After 40 years, another try at home economics
Back in the mid-’70s, the powers that be at my junior high school had the radically progressive idea to let the girls to try industrial arts and the boys take a crack at home economics.
I’d like to report that I emerged as an expert cookie baker, but all I have are vague recollections of smoke and charred remains.
Hey, I was barely into my teens then. A grown man can do much better. Right?
To find out, I enlisted the help of not just one, but two teachers: my mother-in-law, Mary Alice Norcik, who graciously lent us the use of her kitchen for the exercise, and her friend Cathy Zreliak of Upper St. Clair, who supplied the recipe, the self-explanatory “Grandma’s Christmas Cookies.”
OK, here we go.
The recipe seems to be simple enough, but what does this mean: “Cream together?” Wasn’t that a reunion of those “Sunshine of Your Love” guys?
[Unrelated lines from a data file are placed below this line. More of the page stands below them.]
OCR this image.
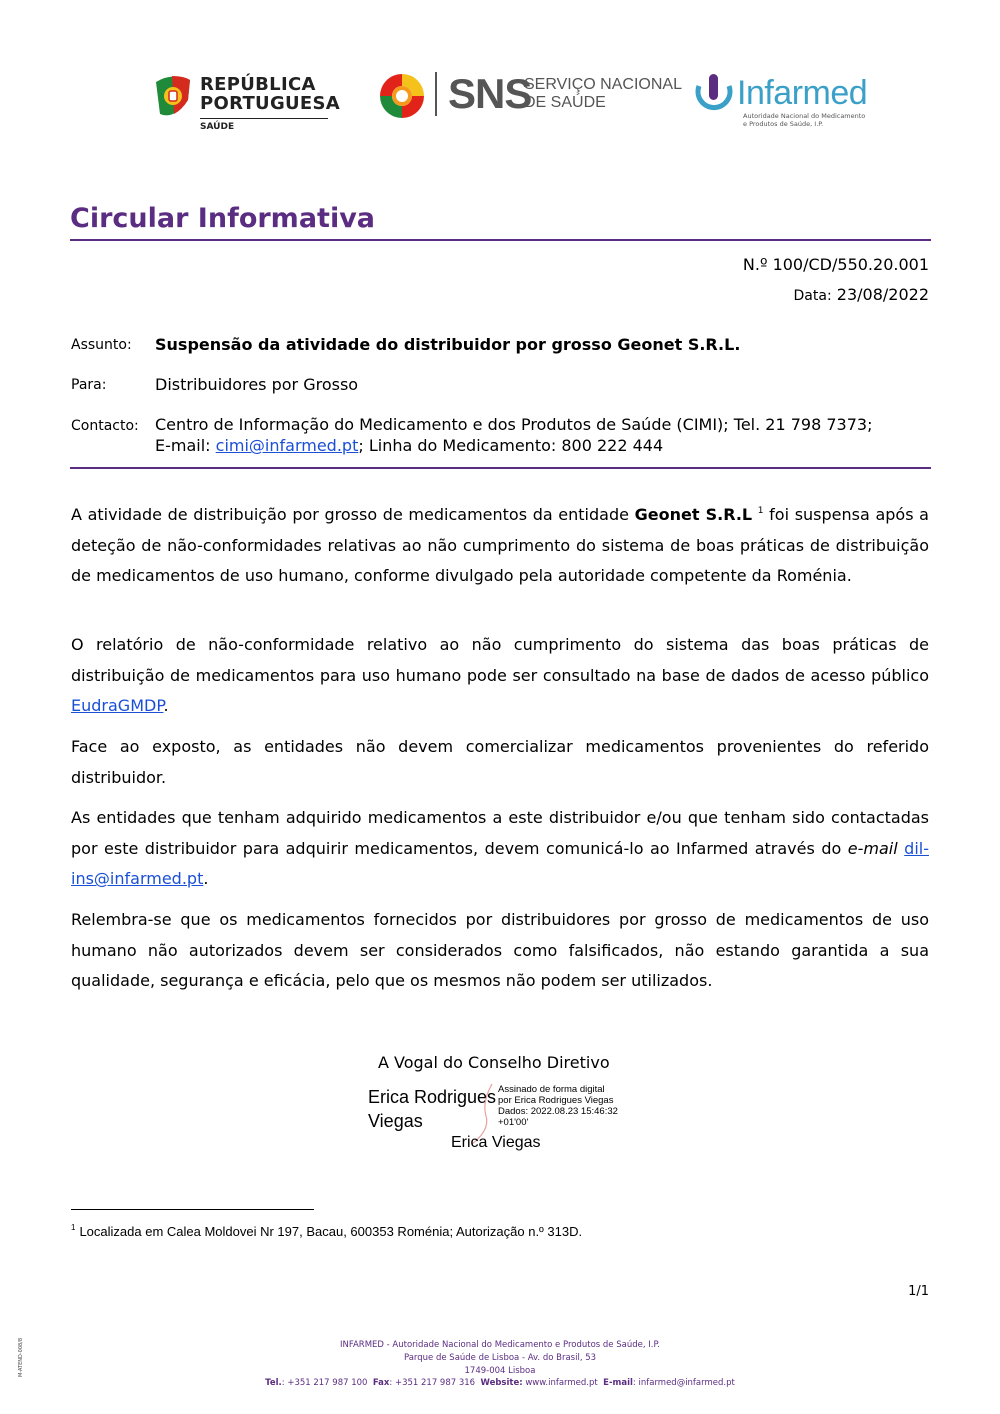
REPÚBLICA
PORTUGUESA
SAÚDE
SNS
SERVIÇO NACIONAL
DE SAÚDE	Infarmed
Autoridade Nacional do Medicamento
e Produtos de Saúde, I.P.
Circular Informativa
N.º 100/CD/550.20.001
Data: 23/08/2022
Assunto: Suspensão da atividade do distribuidor por grosso Geonet S.R.L.
Para:	Distribuidores por Grosso
Contacto: Centro de Informação do Medicamento e dos Produtos de Saúde (CIMI); Tel. 21 798 7373;
E-mail: cimi@infarmed.pt; Linha do Medicamento: 800 222 444

A atividade de distribuição por grosso de medicamentos da entidade Geonet S.R.L $^1$ foi suspensa após a deteção de não-conformidades relativas ao não cumprimento do sistema de boas práticas de distribuição de medicamentos de uso humano, conforme divulgado pela autoridade competente da Roménia.

O relatório de não-conformidade relativo ao não cumprimento do sistema das boas práticas de distribuição de medicamentos para uso humano pode ser consultado na base de dados de acesso público EudraGMDP.

Face ao exposto, as entidades não devem comercializar medicamentos provenientes do referido distribuidor.

As entidades que tenham adquirido medicamentos a este distribuidor e/ou que tenham sido contactadas por este distribuidor para adquirir medicamentos, devem comunicá-lo ao Infarmed através do e-mail dil-ins@infarmed.pt.

Relembra-se que os medicamentos fornecidos por distribuidores por grosso de medicamentos de uso humano não autorizados devem ser considerados como falsificados, não estando garantida a sua qualidade, segurança e eficácia, pelo que os mesmos não podem ser utilizados.

A Vogal do Conselho Diretivo
Erica Rodrigues
Viegas
Assinado de forma digital
por Erica Rodrigues Viegas
Dados: 2022.08.23 15:46:32
+01'00'
Erica Viegas
$^1$ Localizada em Calea Moldovei Nr 197, Bacau, 600353 Roménia; Autorização n.º 313D.
1/1
M-ATEND-008/8	INFARMED - Autoridade Nacional do Medicamento e Produtos de Saúde, I.P.
Parque de Saúde de Lisboa - Av. do Brasil, 53
1749-004 Lisboa
Tel.: +351 217 987 100 Fax: +351 217 987 316 Website: www.infarmed.pt E-mail: infarmed@infarmed.pt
Already, the ladies are laughing. Possibly with me, not at me.
It turns out that “creaming together” is the somewhat tricky – I’m going to use that word a lot – process of mixing together sugar and margarine to an acceptably light-and-fluffy consistency.
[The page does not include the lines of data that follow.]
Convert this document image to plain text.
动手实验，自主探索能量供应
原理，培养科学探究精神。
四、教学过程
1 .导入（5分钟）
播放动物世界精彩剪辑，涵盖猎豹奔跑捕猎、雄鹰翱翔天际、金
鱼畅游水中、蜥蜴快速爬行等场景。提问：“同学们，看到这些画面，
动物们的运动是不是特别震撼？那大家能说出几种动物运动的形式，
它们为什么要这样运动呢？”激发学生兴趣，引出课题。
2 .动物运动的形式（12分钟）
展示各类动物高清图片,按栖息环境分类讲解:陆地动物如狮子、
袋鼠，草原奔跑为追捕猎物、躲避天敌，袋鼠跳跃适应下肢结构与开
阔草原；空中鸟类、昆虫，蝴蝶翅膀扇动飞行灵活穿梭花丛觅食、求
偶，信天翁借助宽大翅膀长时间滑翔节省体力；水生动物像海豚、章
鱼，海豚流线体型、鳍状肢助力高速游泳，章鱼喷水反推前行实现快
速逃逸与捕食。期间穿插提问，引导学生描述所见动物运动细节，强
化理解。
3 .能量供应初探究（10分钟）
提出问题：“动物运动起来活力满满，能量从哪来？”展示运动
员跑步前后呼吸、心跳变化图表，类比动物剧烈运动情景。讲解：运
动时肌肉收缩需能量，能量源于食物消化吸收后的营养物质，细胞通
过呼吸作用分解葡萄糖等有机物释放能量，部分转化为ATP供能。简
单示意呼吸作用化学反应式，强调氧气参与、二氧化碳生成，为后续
Fortunately, Mary Alice owns the Cadillac of electric mixers, a far cry from the handheld variations we cranked our way through in eighth grade. So adding flour to the concoction is no problem, as long as the mixer isn’t running too fast and nothing flies out of the bowl.
Oops. Sorry about that.
Eventually, I emerge with a big ball of dough that needs to chill for a while before being subjected to a rolling pin, which to this point I know best as something that Wilma likes to use on Fred Flintstone’s head.
Rolling, as it turns out, can be tricky, too. As you flatten the dough, you don’t want it to turn out too thick or too thin. The oven knows when it’s just right.
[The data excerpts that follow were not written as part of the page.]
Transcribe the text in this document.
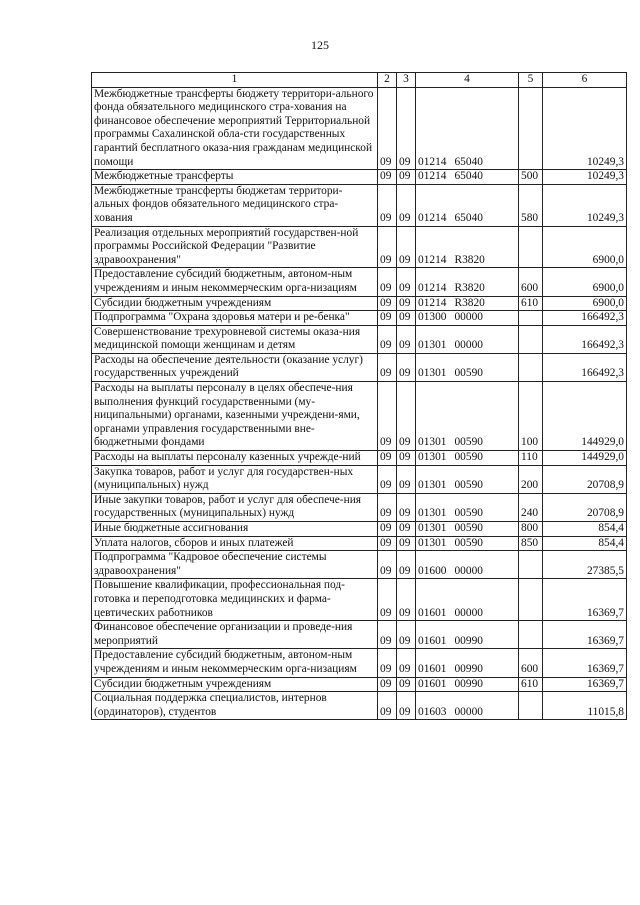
125
1	2	3	4	5	6
Межбюджетные трансферты бюджету территори-ального фонда обязательного медицинского стра-хования на финансовое обеспечение мероприятий Территориальной программы Сахалинской обла-сти государственных гарантий бесплатного оказа-ния гражданам медицинской помощи	09	09	01214 65040		10249,3
Межбюджетные трансферты	09	09	01214 65040	500	10249,3
Межбюджетные трансферты бюджетам территори-альных фондов обязательного медицинского стра-хования	09	09	01214 65040	580	10249,3
Реализация отдельных мероприятий государствен-ной программы Российской Федерации "Развитие здравоохранения"	09	09	01214 R3820		6900,0
Предоставление субсидий бюджетным, автоном-ным учреждениям и иным некоммерческим орга-низациям	09	09	01214 R3820	600	6900,0
Субсидии бюджетным учреждениям	09	09	01214 R3820	610	6900,0
Подпрограмма "Охрана здоровья матери и ре-бенка"	09	09	01300 00000		166492,3
Совершенствование трехуровневой системы оказа-ния медицинской помощи женщинам и детям	09	09	01301 00000		166492,3
Расходы на обеспечение деятельности (оказание услуг) государственных учреждений	09	09	01301 00590		166492,3
Расходы на выплаты персоналу в целях обеспече-ния выполнения функций государственными (му-ниципальными) органами, казенными учреждени-ями, органами управления государственными вне-бюджетными фондами	09	09	01301 00590	100	144929,0
Расходы на выплаты персоналу казенных учрежде-ний	09	09	01301 00590	110	144929,0
Закупка товаров, работ и услуг для государствен-ных (муниципальных) нужд	09	09	01301 00590	200	20708,9
Иные закупки товаров, работ и услуг для обеспече-ния государственных (муниципальных) нужд	09	09	01301 00590	240	20708,9
Иные бюджетные ассигнования	09	09	01301 00590	800	854,4
Уплата налогов, сборов и иных платежей	09	09	01301 00590	850	854,4
Подпрограмма "Кадровое обеспечение системы здравоохранения"	09	09	01600 00000		27385,5
Повышение квалификации, профессиональная под-готовка и переподготовка медицинских и фарма-цевтических работников	09	09	01601 00000		16369,7
Финансовое обеспечение организации и проведе-ния мероприятий	09	09	01601 00990		16369,7
Предоставление субсидий бюджетным, автоном-ным учреждениям и иным некоммерческим орга-низациям	09	09	01601 00990	600	16369,7
Субсидии бюджетным учреждениям	09	09	01601 00990	610	16369,7
Социальная поддержка специалистов, интернов (ординаторов), студентов	09	09	01603 00000		11015,8
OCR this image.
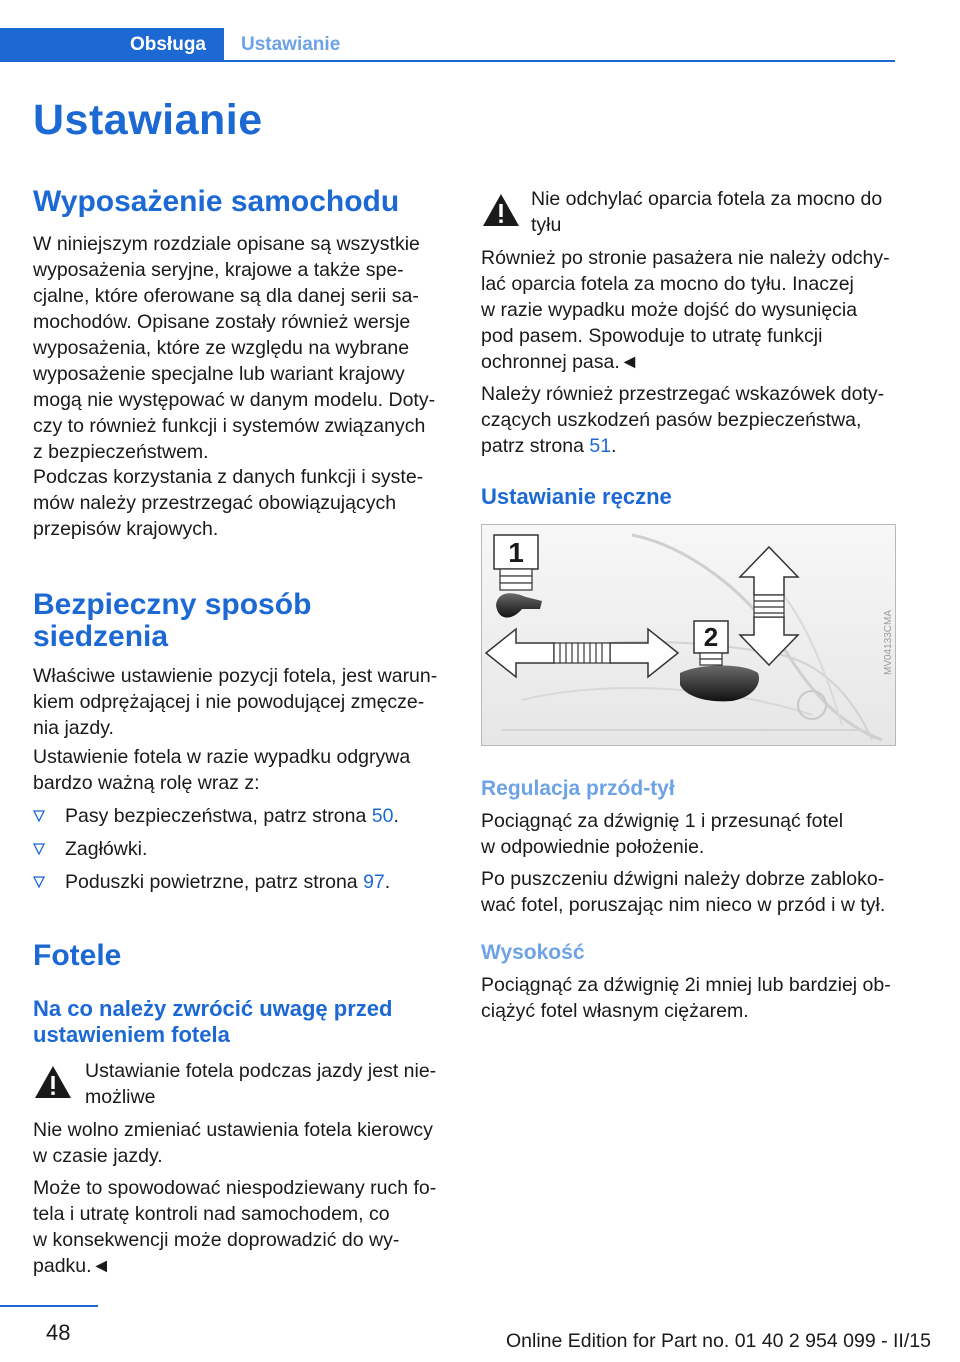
Obsługa	Ustawianie
Ustawianie
Wyposażenie samochodu
W niniejszym rozdziale opisane są wszystkie
wyposażenia seryjne, krajowe a także spe‐
cjalne, które oferowane są dla danej serii sa‐
mochodów. Opisane zostały również wersje
wyposażenia, które ze względu na wybrane
wyposażenie specjalne lub wariant krajowy
mogą nie występować w danym modelu. Doty‐
czy to również funkcji i systemów związanych
z bezpieczeństwem.
Podczas korzystania z danych funkcji i syste‐
mów należy przestrzegać obowiązujących
przepisów krajowych.
Bezpieczny sposób
siedzenia
Właściwe ustawienie pozycji fotela, jest warun‐
kiem odprężającej i nie powodującej zmęcze‐
nia jazdy.
Ustawienie fotela w razie wypadku odgrywa
bardzo ważną rolę wraz z:
Pasy bezpieczeństwa, patrz strona 50.
Zagłówki.
Poduszki powietrzne, patrz strona 97.
Fotele
Na co należy zwrócić uwagę przed
ustawieniem fotela
Ustawianie fotela podczas jazdy jest nie‐
możliwe
Nie wolno zmieniać ustawienia fotela kierowcy
w czasie jazdy.
Może to spowodować niespodziewany ruch fo‐
tela i utratę kontroli nad samochodem, co
w konsekwencji może doprowadzić do wy‐
padku.◄
Nie odchylać oparcia fotela za mocno do
tyłu
Również po stronie pasażera nie należy odchy‐
lać oparcia fotela za mocno do tyłu. Inaczej
w razie wypadku może dojść do wysunięcia
pod pasem. Spowoduje to utratę funkcji
ochronnej pasa.◄
Należy również przestrzegać wskazówek doty‐
czących uszkodzeń pasów bezpieczeństwa,
patrz strona 51.
Ustawianie ręczne
1
2	MV04133CMA
Regulacja przód-tył
Pociągnąć za dźwignię 1 i przesunąć fotel
w odpowiednie położenie.
Po puszczeniu dźwigni należy dobrze zabloko‐
wać fotel, poruszając nim nieco w przód i w tył.
Wysokość
Pociągnąć za dźwignię 2i mniej lub bardziej ob‐
ciążyć fotel własnym ciężarem.
48	Online Edition for Part no. 01 40 2 954 099 - II/15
Now it’s time for Cathy’s cookie cutters, vintage models that her grandmother was using around the time Elvis started singing “Blue Christmas.” The cutters shaped like a tree and Santa Claus are particularly interesting, as they serve as molds to contour the dough on the tops of the cookies.
“I don’t know anyone who does this nowadays,” Cathy tells me, and I believe her. Hardly anyone I know ventures beyond buying tubes of Pillsbury products.
Getting the trees and Clauses out of their cutters can be a bit, well, tricky. Using a spatula helps, even if you’re like me and call it a pancake turner.
The ladies are laughing again.
As for the actual baking of the festively shaped cookies, let’s just say that I haven’t used our new oven at home since the kitchen was renovated a couple of years ago. Why wait for something to bake when you have a grill?
Anyway, after I master the concepts of “preheat” and “set timer,” I have a pan full of freshly baked cookies, ready for the final step: Christmas decorations.
And here’s where it really gets – all together now! – tricky.
Decorating the star-shaped cookies isn’t too bad. Just spread on some icing and dip them in a bowl of rainbow jimmies. Well, that’s if the icing will adhere to the cookie’s surface evenly, or if it doesn’t slop over to the back. Even so, they turn out to be presentable.
But then, here comes Santa Claus.
To decorate the visage of Jolly Ol’ St. Nick, Cathy pulls out pastry bags full of various colors of icing to help apply some special flourishes: coconut flakes for the beard, Red Hots candy for various facial features, more coconut for the eyebrows, red icing for Santa’s hat and white icing for his beard.
Yeah, try getting all of that to stick where it’s supposed to go, in any semblance of order.
Same goes for the Christmas tree. Decorating it should be as simple as applying green icing around the perimeter, then different-colored dots for ornaments.
But the finished product certainly could have used a touch that’s much more magic than mine.
In the words of Bo Diddley, though, you can’t judge a book by its cover. And even my not-so-magic hands couldn’t ruin the taste of Grandma’s Christmas Cookies.
Thanks, Cathy’s grandmother!
And thanks, Cathy and Mary Alice! I’ve finally learned home ec.